My first approach was to use bin packing. Between reading the docs, checking PGS examples and ChatGPT… it kinda works – as seen in this in-process screenshot. Though I’m still stumped by the concept of bins, columns and how I control these better, e.g. make it that I define a space and then this is filled with a necessary amount of polygons. Also, rotating the shapes so they may fill up the gaps better. (But maybe that’s not what bin packing does?)

After all of this, the visual result doesn’t sit quite right with me. Too much directionality, "starting at the top left and then filling out the space. I think I want more even distribution.

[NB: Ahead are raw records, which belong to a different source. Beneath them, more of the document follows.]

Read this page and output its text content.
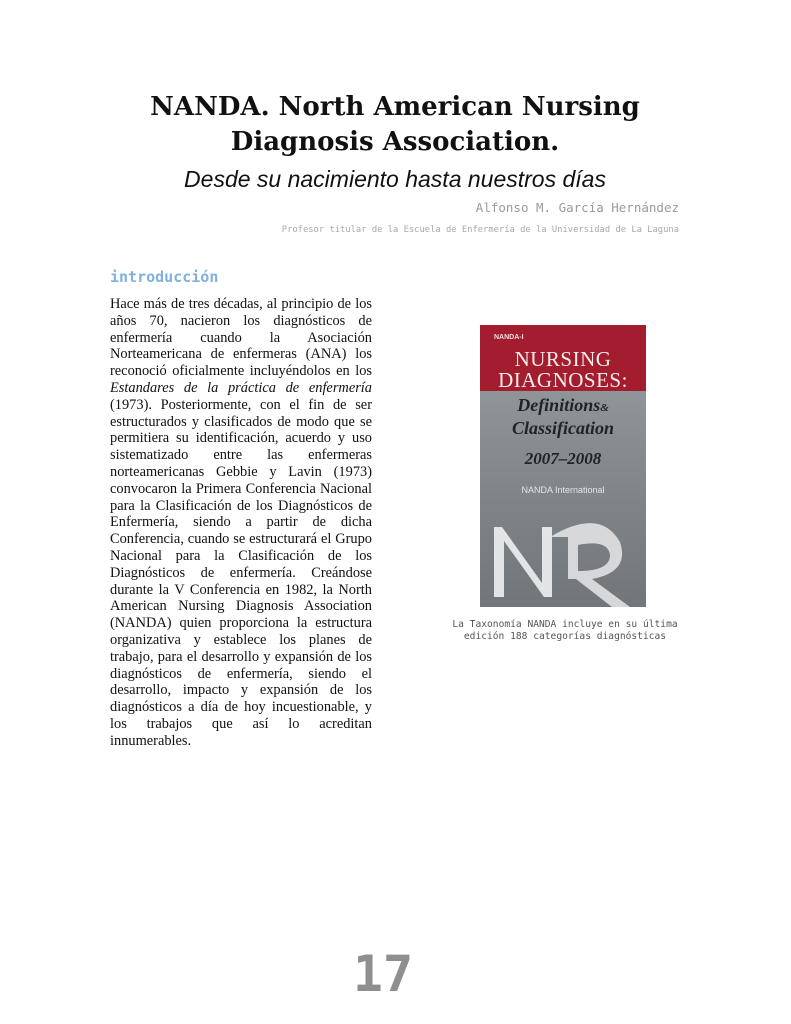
NANDA. North American Nursing
Diagnosis Association.
Desde su nacimiento hasta nuestros días
Alfonso M. García Hernández
Profesor titular de la Escuela de Enfermería de la Universidad de La Laguna
introducción
Hace más de tres décadas, al principio de los años 70, nacieron los diagnósticos de enfermería cuando la Asociación Norteamericana de enfermeras (ANA) los reconoció oficialmente incluyéndolos en los Estandares de la práctica de enfermería (1973). Posteriormente, con el fin de ser estructurados y clasificados de modo que se permitiera su identificación, acuerdo y uso sistematizado entre las enfermeras norteamericanas Gebbie y Lavin (1973) convocaron la Primera Conferencia Nacional para la Clasificación de los Diagnósticos de Enfermería, siendo a partir de dicha Conferencia, cuando se estructurará el Grupo Nacional para la Clasificación de los Diagnósticos de enfermería. Creándose durante la V Conferencia en 1982, la North American Nursing Diagnosis Association (NANDA) quien proporciona la estructura organizativa y establece los planes de trabajo, para el desarrollo y expansión de los diagnósticos de enfermería, siendo el desarrollo, impacto y expansión de los diagnósticos a día de hoy incuestionable, y los trabajos que así lo acreditan innumerables.
NANDA-I
NURSING
DIAGNOSES:
Definitions&
Classification
2007–2008
NANDA International
La Taxonomía NANDA incluye en su última
edición 188 categorías diagnósticas
17
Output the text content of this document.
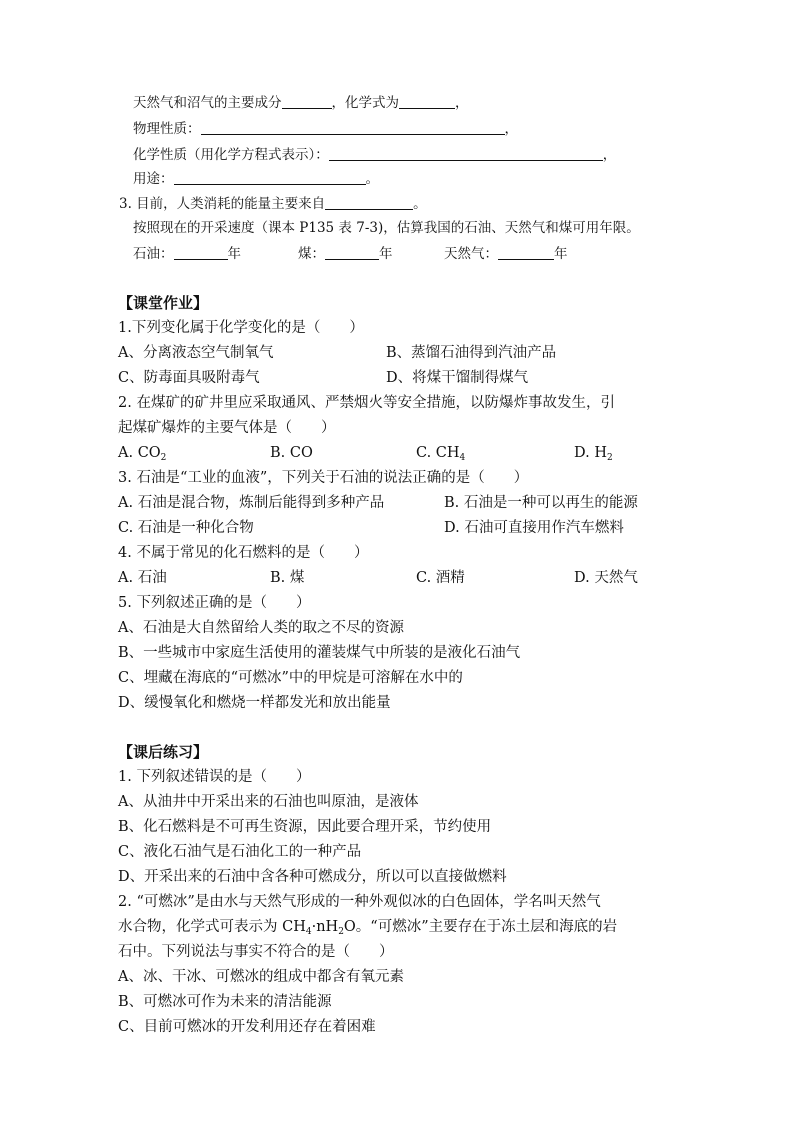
天然气和沼气的主要成分	，化学式为	，
物理性质：	，
化学性质（用化学方程式表示）：	，
用途：	。
3. 目前，人类消耗的能量主要来自	。
按照现在的开采速度（课本 P135 表 7-3)，估算我国的石油、天然气和煤可用年限。
石油：	年	煤：	年	天然气：	年
【课堂作业】
1.下列变化属于化学变化的是（　　）
A、分离液态空气制氧气	B、蒸馏石油得到汽油产品
C、防毒面具吸附毒气	D、将煤干馏制得煤气
2. 在煤矿的矿井里应采取通风、严禁烟火等安全措施，以防爆炸事故发生，引
起煤矿爆炸的主要气体是（　　）
A. $CO_2$	B. CO	C. $CH_4$	D. $H_2$
3. 石油是“工业的血液”，下列关于石油的说法正确的是（　　）
A. 石油是混合物，炼制后能得到多种产品	B. 石油是一种可以再生的能源
C. 石油是一种化合物	D. 石油可直接用作汽车燃料
4. 不属于常见的化石燃料的是（　　）
A. 石油	B. 煤	C. 酒精	D. 天然气
5. 下列叙述正确的是（　　）
A、石油是大自然留给人类的取之不尽的资源
B、一些城市中家庭生活使用的灌装煤气中所装的是液化石油气
C、埋藏在海底的“可燃冰”中的甲烷是可溶解在水中的
D、缓慢氧化和燃烧一样都发光和放出能量
【课后练习】
1. 下列叙述错误的是（　　）
A、从油井中开采出来的石油也叫原油，是液体
B、化石燃料是不可再生资源，因此要合理开采，节约使用
C、液化石油气是石油化工的一种产品
D、开采出来的石油中含各种可燃成分，所以可以直接做燃料
2. “可燃冰”是由水与天然气形成的一种外观似冰的白色固体，学名叫天然气
水合物，化学式可表示为 $CH_4\cdot nH_2O$。“可燃冰”主要存在于冻土层和海底的岩
石中。下列说法与事实不符合的是（　　）
A、冰、干冰、可燃冰的组成中都含有氧元素
B、可燃冰可作为未来的清洁能源
C、目前可燃冰的开发利用还存在着困难
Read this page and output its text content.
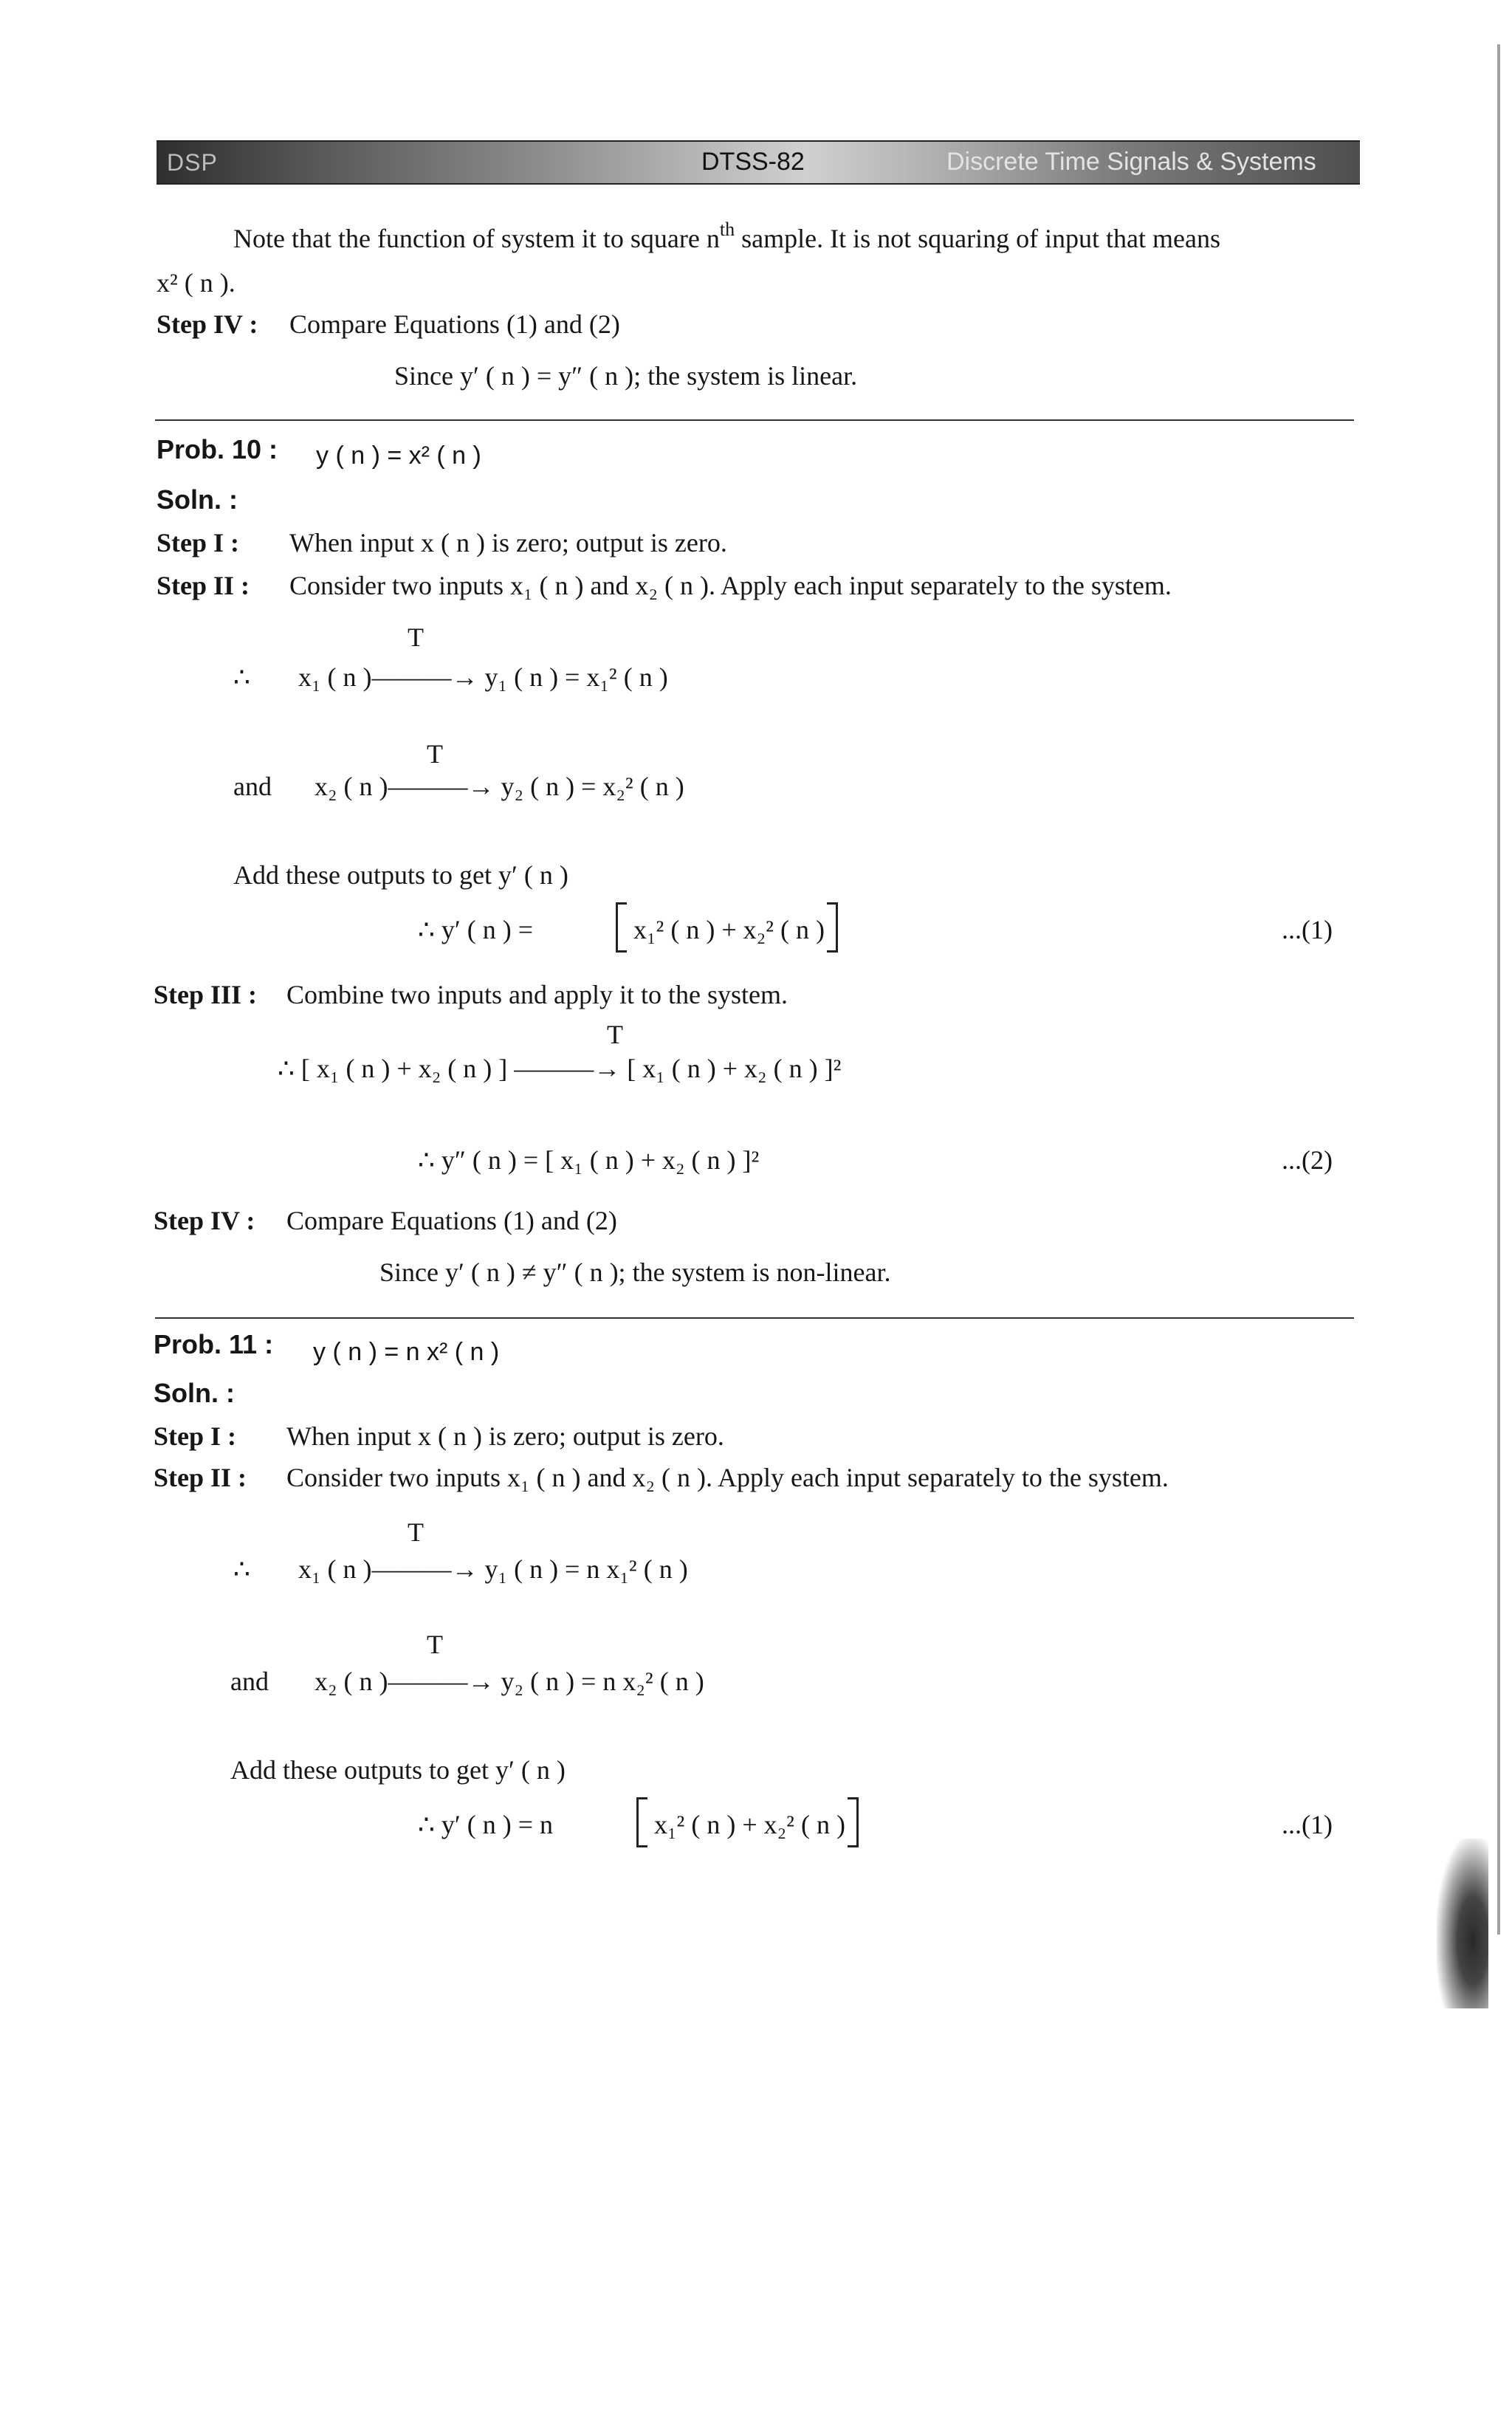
DSP	DTSS-82	Discrete Time Signals & Systems
Note that the function of system it to square $n^{th}$ sample. It is not squaring of input that means
x² ( n ).
Step IV : Compare Equations (1) and (2)
Since y′ ( n ) = y″ ( n ); the system is linear.
Prob. 10 : y ( n ) = x² ( n )
Soln. :
Step I : When input x ( n ) is zero; output is zero.
Step II : Consider two inputs x₁ ( n ) and x₂ ( n ). Apply each input separately to the system.
T
∴ x₁ ( n )———→ y₁ ( n ) = x₁² ( n )
T
and x₂ ( n )———→ y₂ ( n ) = x₂² ( n )
Add these outputs to get y′ ( n )
∴ y′ ( n ) =	x₁² ( n ) + x₂² ( n )	...(1)
Step III : Combine two inputs and apply it to the system.
T
∴ [ x₁ ( n ) + x₂ ( n ) ] ———→ [ x₁ ( n ) + x₂ ( n ) ]²
∴ y″ ( n ) = [ x₁ ( n ) + x₂ ( n ) ]²	...(2)
Step IV : Compare Equations (1) and (2)
Since y′ ( n ) ≠ y″ ( n ); the system is non-linear.
Prob. 11 : y ( n ) = n x² ( n )
Soln. :
Step I : When input x ( n ) is zero; output is zero.
Step II : Consider two inputs x₁ ( n ) and x₂ ( n ). Apply each input separately to the system.
T
∴ x₁ ( n )———→ y₁ ( n ) = n x₁² ( n )
T
and x₂ ( n )———→ y₂ ( n ) = n x₂² ( n )
Add these outputs to get y′ ( n )
∴ y′ ( n ) = n	x₁² ( n ) + x₂² ( n )	...(1)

Enter my next take, using PGS again. First, equal partitioning the square shape, then shrinking (aka offsetting curves inward) the child polygons.

This feels tidy and uniform. Possibly too tidy and too uniform. If I just could find a visual balance between bin packing and partitioning approach. Maybe adding noise variations to placement, size and rotation, could break up the rigidity?

And finally, there’s also the PGS dyson hatching example. Think away the color and motion and it has a foundational structure which is akin to what I’m looking for. Though I feel I want to build this up on my own, instead of just tweaking an already great result.

Bottom line: I’m still in the middle of it, but at least I have several paths I can follow. I still need more intuition for PShapes and PShape groups so that I can apply and control PGS better. Fun ahead!

One follow-up question with regards to the partition/shrink approach:

That straight border made by the outer ring of polygons can be very fitting visually, for some applications.
But what if I wanted a rough uneven edge? Essentially, get rid of every polygon that is part of making the flat border. How might I target those polygons in the PShape group?

The spontaneous idea I have is to iterate through every child Shape, get its vertices and calculate if any of its edges run exactly orthogonal or parallel to the base coordinate system of the sketch, i.e. horizontal and vertical vertex connections. If so, get rid of that Shape.

This might work for this application though may also provoke a false positive by pure change for inner Shapes. Also, no good if the base square is at an angle.

Too much directionality, "starting at the top left and then filling out the space. I think I want more evenness.

Ah I see, you’re after a shape arrangement for its visual effect, and not merely packing polygons tightly… In that case using voronoi-like tiles as a base, as you’re doing, is a good approach.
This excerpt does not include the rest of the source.